According to Check Point, the number of Mac malware has increased by more than 700 percent over the last few years. Furthermore, the cyber-security firm just discovered a new kind of nasty trojan that can infect any Mac when an unsuspecting victim opens a file attachment from an unsolicited email.
In the report published by Check Point, the trojan exists as an email with a “.zip” attachment. When an unsuspecting recipient opens the said attachment, it will then unleash a number of nasty codes. These codes will enable the attacker to intercept any data coming from it.
To make matters worse, the OSX/Dok trojan can also get past macOS Sierra’s Gatekeeper by providing a fake certificate. The good news is, the malware will still need the user to open the file attachment in order to gain system-wide access. With that in mind, there are a few steps that users can take to make sure they do not fall victim from the said malware.
First and foremost, do not open any unsolicited emails. This type of emails should automatically go to your junk mail, or better yet to the trash bin. If the sender is not in any of your contacts, consider the said email a malware carrying message.
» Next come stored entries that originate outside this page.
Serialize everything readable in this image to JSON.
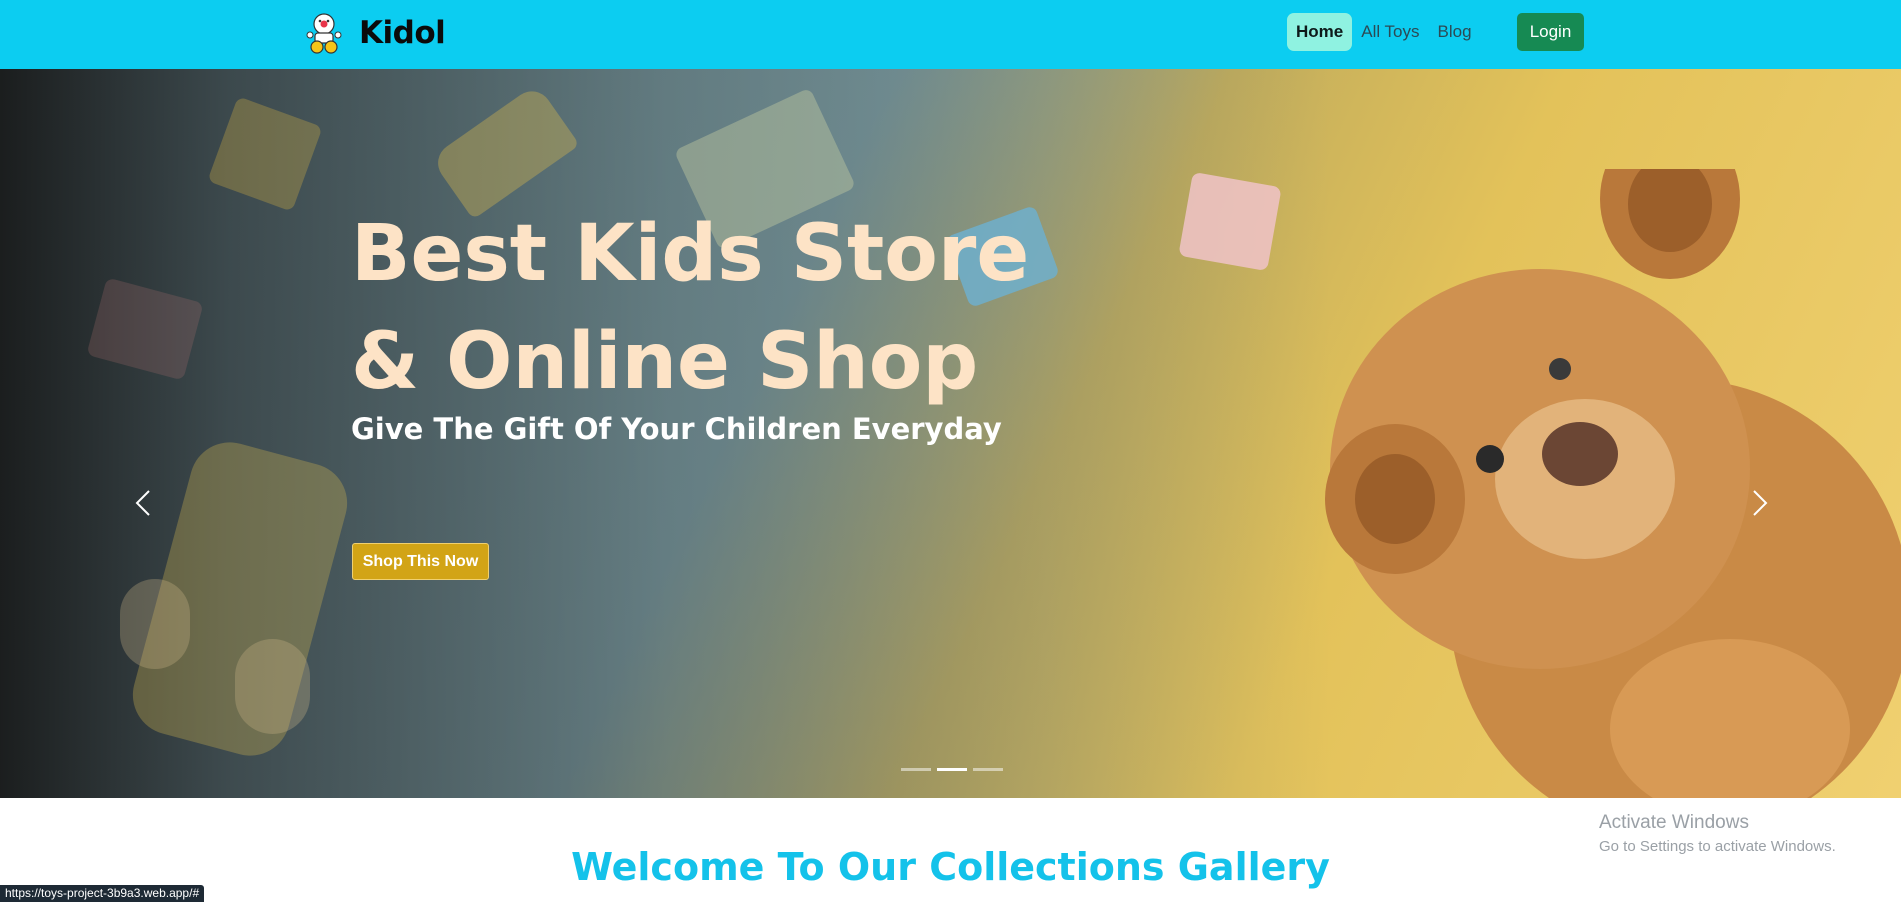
{
  "navbar": {
    "brand": "Kidol",
    "logo_icon": "toy-robot-logo-icon",
    "links": [
      {
        "label": "Home",
        "active": true
      },
      {
        "label": "All Toys",
        "active": false
      },
      {
        "label": "Blog",
        "active": false
      }
    ],
    "login_label": "Login",
    "bg_color": "#0ccdf1"
  },
  "hero": {
    "title_line1": "Best Kids Store",
    "title_line2": "& Online Shop",
    "subtitle": "Give The Gift Of Your Children Everyday",
    "cta_label": "Shop This Now",
    "prev_icon": "chevron-left-icon",
    "next_icon": "chevron-right-icon",
    "slide_count": 3,
    "active_slide": 2
  },
  "section": {
    "title": "Welcome To Our Collections Gallery"
  },
  "os_overlay": {
    "activate_title": "Activate Windows",
    "activate_subtitle": "Go to Settings to activate Windows."
  },
  "status_bar": {
    "url": "https://toys-project-3b9a3.web.app/#"
  }
}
Secondly, be vigilant. Since the Mac is still relatively safer than the equivalent Windows system, chances are you won’t need a third party anti-virus software. It will be down to the user to be aware of the files that come with emails or the ones downloaded from the Internet. Since Apple is constantly updating the macOS, chances are you will not need a third party anti-virus software to protect yourself and your computer.
Finally, make sure that you allow only apps that come from the App Store. To do this, head to the System Preferences> Security & Privacy. If you have third-party apps outside of the App Store, make sure that they come from reputable sources.